Our afternoon brought us on a two-hour tour through all the highlights of the city, from top to bottom. Hatch was the name of our driver and guide, and what a lively fellow he was! His descriptions of buildings and streets, parks and personalities, history and anecdotes kept us listening with rapt attention from start to finish. And whenever he found an appropriate moment, he’d switch on a sound track and get us to sing – “Take Me Out to the Ball Game” as we passed the ballpark where the San Diego Padres play; “Anchors Aweigh” when we passed the naval base – you get the idea!
The tour began in Old Town which has been designated as a state park. Historic buildings, such as the school, newspaper office and courthouse, have been restored, while some have resumed their previous roles as candy stores and other mercantiles, with extensive inventories and lots of clients.

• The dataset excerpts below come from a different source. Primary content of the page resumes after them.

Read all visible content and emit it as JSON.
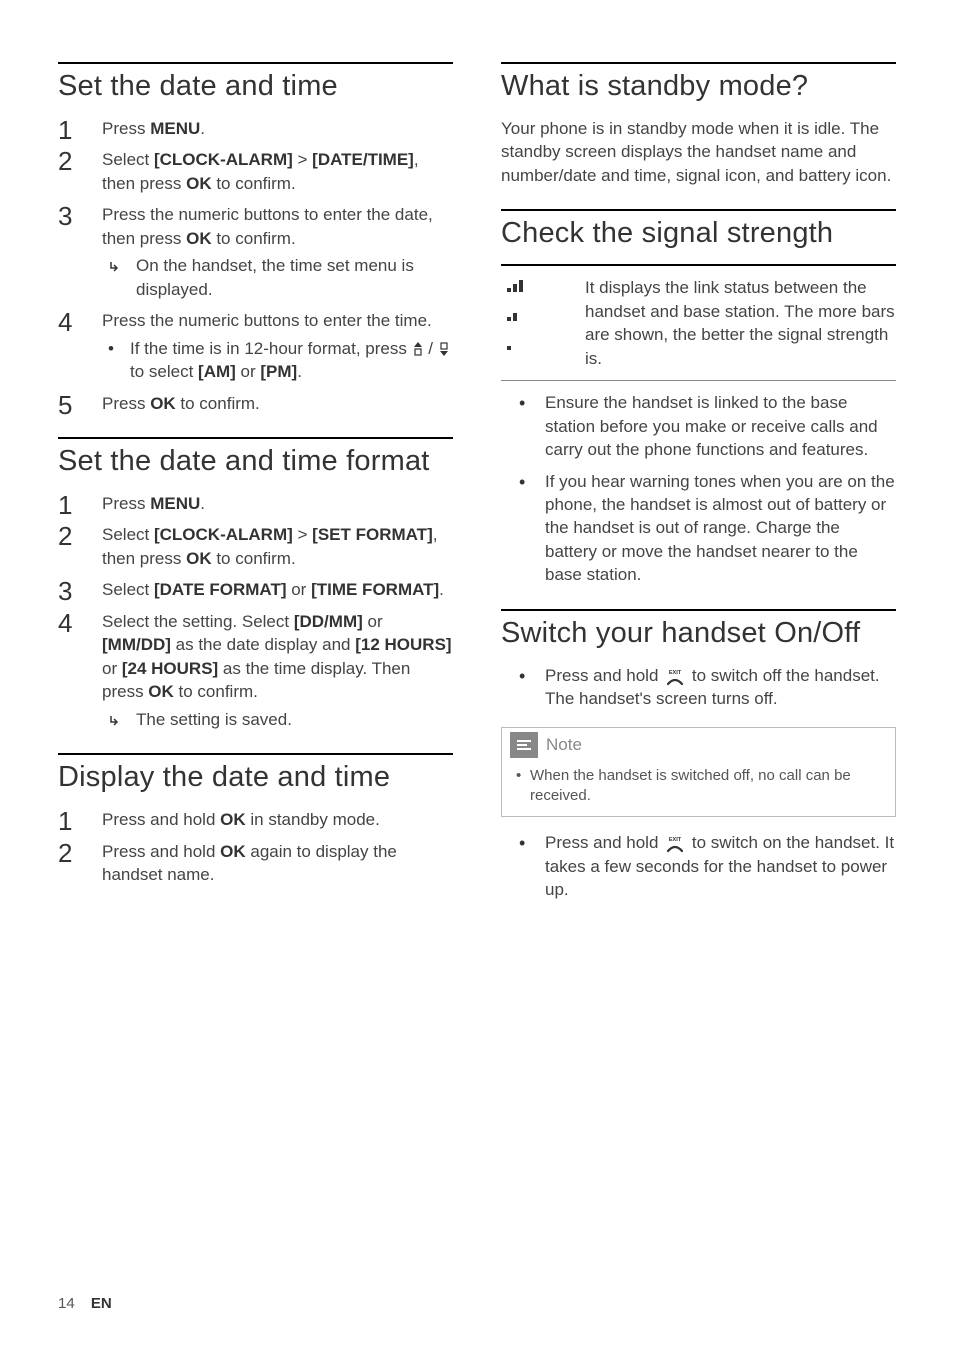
{
  "footer": {
    "page": "14",
    "lang": "EN"
  },
  "left": {
    "s1": {
      "title": "Set the date and time",
      "steps": [
        {
          "pre": "Press ",
          "b1": "MENU",
          "post": "."
        },
        {
          "pre": "Select ",
          "b1": "[CLOCK-ALARM]",
          "mid1": " > ",
          "b2": "[DATE/TIME]",
          "mid2": ", then press ",
          "b3": "OK",
          "post": " to confirm."
        },
        {
          "pre": "Press the numeric buttons to enter the date, then press ",
          "b1": "OK",
          "post": " to confirm.",
          "sub_arrow": "On the handset, the time set menu is displayed."
        },
        {
          "pre": "Press the numeric buttons to enter the time.",
          "sub_dot_pre": "If the time is in 12-hour format, press ",
          "sub_dot_mid": " to select ",
          "sub_dot_b1": "[AM]",
          "sub_dot_or": " or ",
          "sub_dot_b2": "[PM]",
          "sub_dot_post": "."
        },
        {
          "pre": "Press ",
          "b1": "OK",
          "post": " to confirm."
        }
      ]
    },
    "s2": {
      "title": "Set the date and time format",
      "steps": [
        {
          "pre": "Press ",
          "b1": "MENU",
          "post": "."
        },
        {
          "pre": "Select ",
          "b1": "[CLOCK-ALARM]",
          "mid1": " > ",
          "b2": "[SET FORMAT]",
          "mid2": ", then press ",
          "b3": "OK",
          "post": " to confirm."
        },
        {
          "pre": "Select ",
          "b1": "[DATE FORMAT]",
          "mid1": " or ",
          "b2": "[TIME FORMAT]",
          "post": "."
        },
        {
          "pre": "Select the setting. Select ",
          "b1": "[DD/MM]",
          "mid1": " or ",
          "b2": "[MM/DD]",
          "mid2": " as the date display and ",
          "b3": "[12 HOURS]",
          "mid3": " or ",
          "b4": "[24 HOURS]",
          "mid4": " as the time display. Then press ",
          "b5": "OK",
          "post": " to confirm.",
          "sub_arrow": "The setting is saved."
        }
      ]
    },
    "s3": {
      "title": "Display the date and time",
      "steps": [
        {
          "pre": "Press and hold ",
          "b1": "OK",
          "post": " in standby mode."
        },
        {
          "pre": "Press and hold ",
          "b1": "OK",
          "post": " again to display the handset name."
        }
      ]
    }
  },
  "right": {
    "s1": {
      "title": "What is standby mode?",
      "para": "Your phone is in standby mode when it is idle. The standby screen displays the handset name and number/date and time, signal icon, and battery icon."
    },
    "s2": {
      "title": "Check the signal strength",
      "desc": "It displays the link status between the handset and base station. The more bars are shown, the better the signal strength is.",
      "bullets": [
        "Ensure the handset is linked to the base station before you make or receive calls and carry out the phone functions and features.",
        "If you hear warning tones when you are on the phone, the handset is almost out of battery or the handset is out of range. Charge the battery or move the handset nearer to the base station."
      ]
    },
    "s3": {
      "title": "Switch your handset On/Off",
      "b1_pre": "Press and hold ",
      "b1_post": " to switch off the handset. The handset's screen turns off.",
      "note_label": "Note",
      "note_text": "When the handset is switched off, no call can be received.",
      "b2_pre": "Press and hold ",
      "b2_post": " to switch on the handset. It takes a few seconds for the handset to power up."
    }
  }
}
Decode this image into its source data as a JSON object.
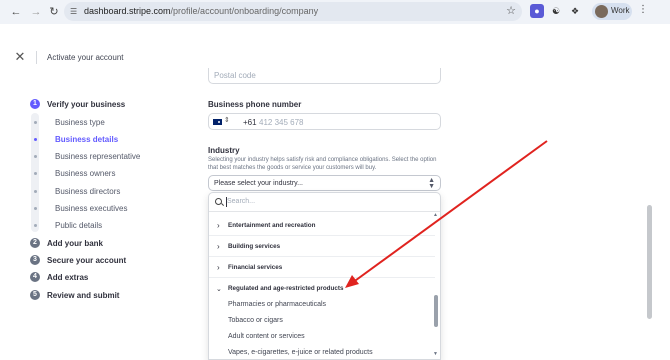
{
  "browser": {
    "url_host": "dashboard.stripe.com",
    "url_path": "/profile/account/onboarding/company",
    "profile_label": "Work"
  },
  "header": {
    "title": "Activate your account"
  },
  "steps": [
    {
      "number": "1",
      "label": "Verify your business",
      "color": "#635bff"
    },
    {
      "number": "2",
      "label": "Add your bank",
      "color": "#6a7383"
    },
    {
      "number": "3",
      "label": "Secure your account",
      "color": "#6a7383"
    },
    {
      "number": "4",
      "label": "Add extras",
      "color": "#6a7383"
    },
    {
      "number": "5",
      "label": "Review and submit",
      "color": "#6a7383"
    }
  ],
  "substeps": [
    {
      "label": "Business type",
      "active": false
    },
    {
      "label": "Business details",
      "active": true
    },
    {
      "label": "Business representative",
      "active": false
    },
    {
      "label": "Business owners",
      "active": false
    },
    {
      "label": "Business directors",
      "active": false
    },
    {
      "label": "Business executives",
      "active": false
    },
    {
      "label": "Public details",
      "active": false
    }
  ],
  "form": {
    "postal_placeholder": "Postal code",
    "phone_label": "Business phone number",
    "phone_prefix": "+61",
    "phone_placeholder": "412 345 678",
    "industry_label": "Industry",
    "industry_help": "Selecting your industry helps satisfy risk and compliance obligations. Select the option that best matches the goods or service your customers will buy.",
    "industry_select_value": "Please select your industry..."
  },
  "dropdown": {
    "search_placeholder": "Search...",
    "groups": [
      {
        "label": "Entertainment and recreation",
        "expanded": false
      },
      {
        "label": "Building services",
        "expanded": false
      },
      {
        "label": "Financial services",
        "expanded": false
      },
      {
        "label": "Regulated and age-restricted products",
        "expanded": true
      }
    ],
    "options": [
      "Pharmacies or pharmaceuticals",
      "Tobacco or cigars",
      "Adult content or services",
      "Vapes, e-cigarettes, e-juice or related products"
    ]
  },
  "colors": {
    "accent": "#635bff",
    "annotation_arrow": "#e0231f"
  }
}
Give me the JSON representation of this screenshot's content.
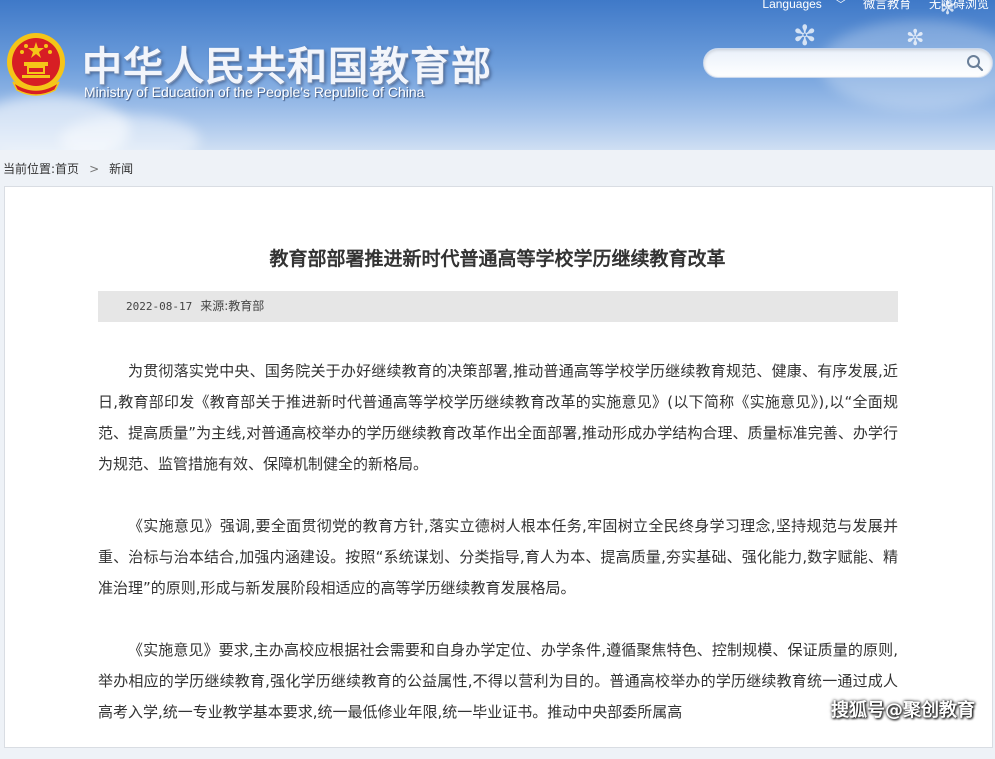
{
  "header": {
    "site_title": "中华人民共和国教育部",
    "site_subtitle": "Ministry of Education of the People's Republic of China",
    "links": {
      "languages": "Languages",
      "weibo": "微言教育",
      "accessibility": "无障碍浏览"
    },
    "search": {
      "placeholder": "",
      "value": ""
    }
  },
  "breadcrumb": {
    "prefix": "当前位置:",
    "home": "首页",
    "separator": ">",
    "current": "新闻"
  },
  "article": {
    "title": "教育部部署推进新时代普通高等学校学历继续教育改革",
    "date": "2022-08-17",
    "source": "来源:教育部",
    "paragraphs": [
      "为贯彻落实党中央、国务院关于办好继续教育的决策部署,推动普通高等学校学历继续教育规范、健康、有序发展,近日,教育部印发《教育部关于推进新时代普通高等学校学历继续教育改革的实施意见》(以下简称《实施意见》),以“全面规范、提高质量”为主线,对普通高校举办的学历继续教育改革作出全面部署,推动形成办学结构合理、质量标准完善、办学行为规范、监管措施有效、保障机制健全的新格局。",
      "《实施意见》强调,要全面贯彻党的教育方针,落实立德树人根本任务,牢固树立全民终身学习理念,坚持规范与发展并重、治标与治本结合,加强内涵建设。按照“系统谋划、分类指导,育人为本、提高质量,夯实基础、强化能力,数字赋能、精准治理”的原则,形成与新发展阶段相适应的高等学历继续教育发展格局。",
      "《实施意见》要求,主办高校应根据社会需要和自身办学定位、办学条件,遵循聚焦特色、控制规模、保证质量的原则,举办相应的学历继续教育,强化学历继续教育的公益属性,不得以营利为目的。普通高校举办的学历继续教育统一通过成人高考入学,统一专业教学基本要求,统一最低修业年限,统一毕业证书。推动中央部委所属高"
    ]
  },
  "watermark": "搜狐号@聚创教育",
  "colors": {
    "header_top": "#3f79c8",
    "header_bottom": "#cfdff3",
    "emblem_red": "#d71e24",
    "emblem_gold": "#f5c518",
    "meta_bar": "#e6e6e6"
  }
}
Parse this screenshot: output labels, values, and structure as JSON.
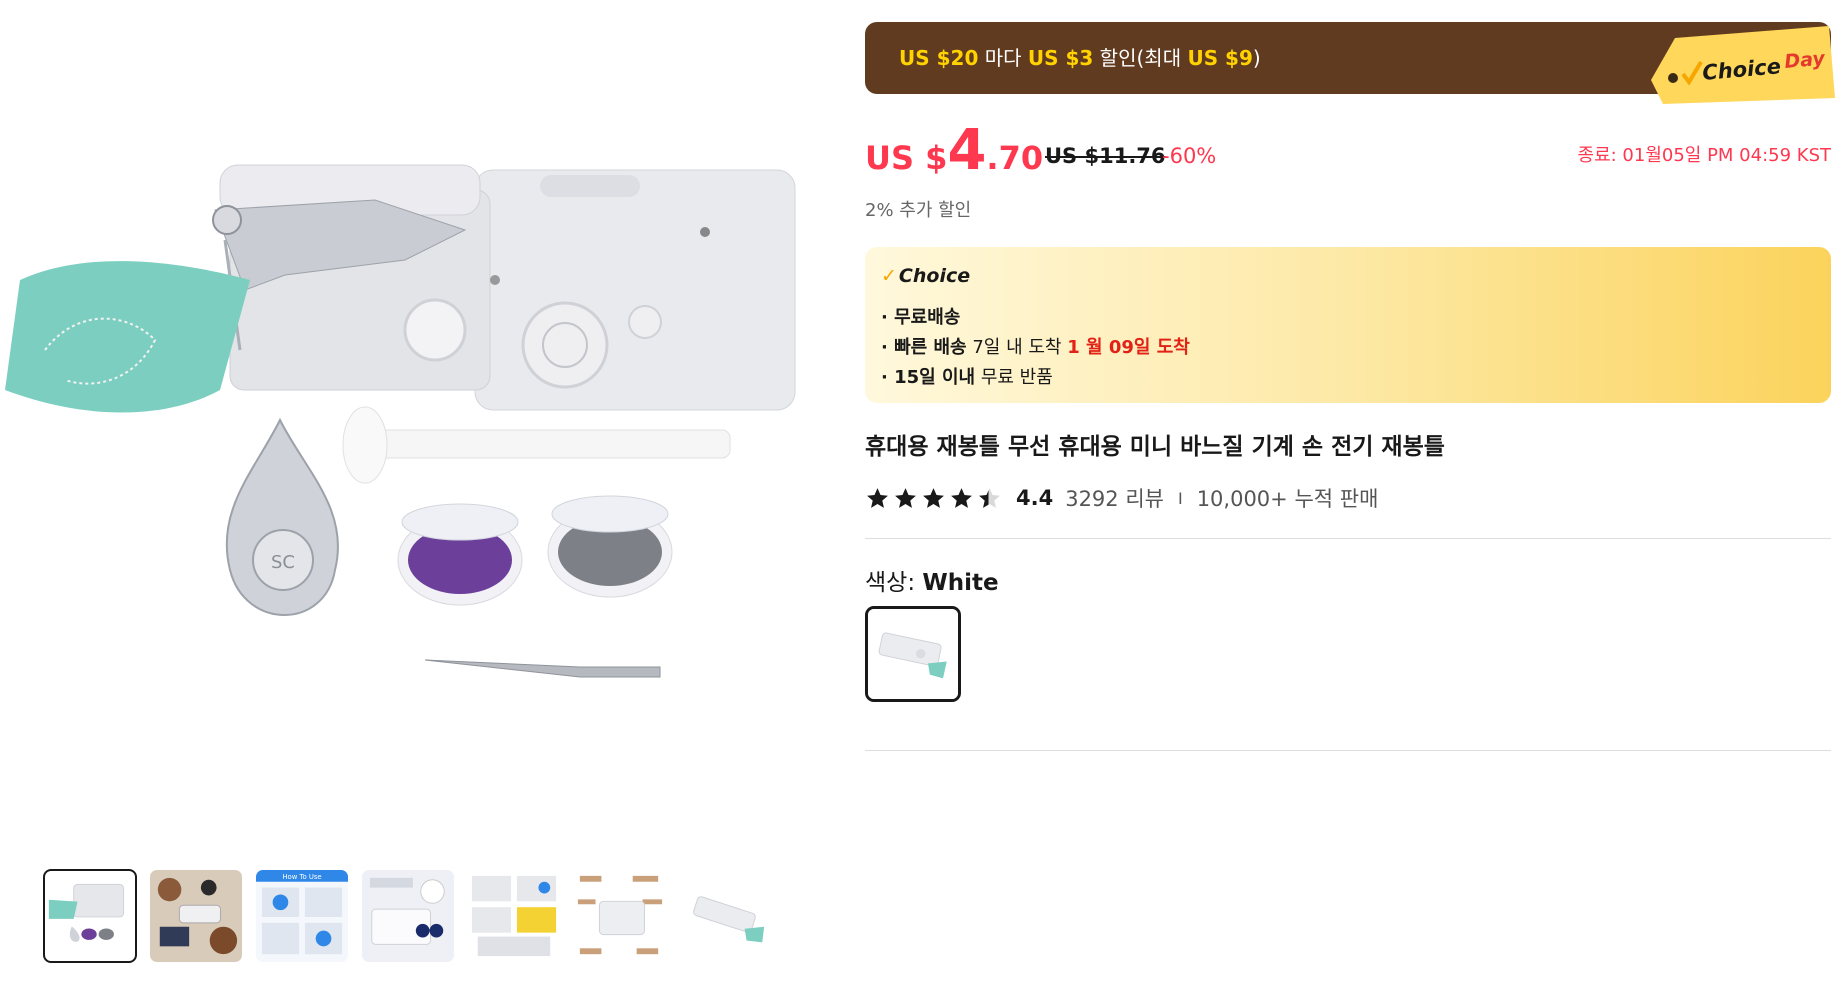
{
  "gallery": {
    "main_image": "handheld-sewing-machine-kit-photo",
    "thumbnails": [
      "thumb-sewing-machine-kit",
      "thumb-lifestyle-scene",
      "thumb-how-to-use",
      "thumb-usage-steps",
      "thumb-detail-grid",
      "thumb-product-features",
      "thumb-sewing-machine-side"
    ],
    "thumb_how_to_use_caption": "How To Use",
    "active_thumbnail": 0
  },
  "promo_banner": {
    "part1": "US $20",
    "part2": " 마다 ",
    "part3": "US $3",
    "part4": " 할인(최대 ",
    "part5": "US $9",
    "part6": ")",
    "tag_choice": "Choice",
    "tag_day": "Day",
    "bg_color": "#613b1f",
    "highlight_color": "#ffd200"
  },
  "price": {
    "currency": "US $",
    "integer": "4",
    "decimal": ".70",
    "original": "US $11.76",
    "discount": "-60%",
    "end_time": "종료: 01월05일 PM 04:59 KST",
    "extra_discount": "2% 추가 할인",
    "color": "#fd384f"
  },
  "choice_benefits": {
    "logo": "Choice",
    "free_shipping": "· 무료배송",
    "fast_label": "· 빠른 배송",
    "fast_days": " 7일 내 도착 ",
    "fast_date": "1 월 09일 도착",
    "return_label": "· 15일 이내",
    "return_text": "  무료 반품"
  },
  "product": {
    "title": "휴대용 재봉틀 무선 휴대용 미니 바느질 기계 손 전기 재봉틀",
    "rating": 4.4,
    "rating_text": "4.4",
    "reviews": "3292 리뷰",
    "separator": "I",
    "sold": "10,000+ 누적 판매"
  },
  "color_selector": {
    "label": "색상: ",
    "value": "White",
    "options": [
      "White"
    ]
  }
}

The harbour was familiar territory for us from yesterday, but we learned, as we passed some long white buildings next to the waterfront, that the woman who became known as Rosie the Riveter worked inside them in the mid-1940s building airplanes for the war effort. Hatch also told us that bananas from Central America and cars from Asia were the number one and two commodities arriving at the local ports.
We were pleased to cross the San Diego Coronado Bridge to see the town on the other side of the bay – as well as get a bird’s eye view of the harbour from the bridge’s highest point. There were lots of beautiful gardens and parks in Coronado, and with the warm sun and flowers everywhere, it was a delight to the eye. At the magnificent Hotel Del Coronado, we learned, the future King Edward met and fell for Mrs. Simpson, and Marilyn Monroe, Tony Curtis and Jack Lemmon filmed “Some Like it Hot”.
The Gaslamp Quarter and Little Italy (a bit of a misnomer for a very large part of town) came next, after crossing back over the bridge, and then we went to Balboa Park, a huge sector where museums, cultural centers, gardens and even the San Diego Zoo are laid out for an appreciative public. Since it was Sunday afternoon, and a sunny one at that, lots of families and little ones were out and about, enjoying the day.
After a great tour, we headed back to the car and set the GPS for the seafood restaurant. We were pleased to find a parking space right near Anthony’s, and to learn that on Sundays, parking is free! It made our dinner all the more pleasant, as we enjoyed clam chowder, fresh warm buns, and a medley of shrimp, salmon and crab cakes, and watched the golden sun set on what is known as America’s finest city.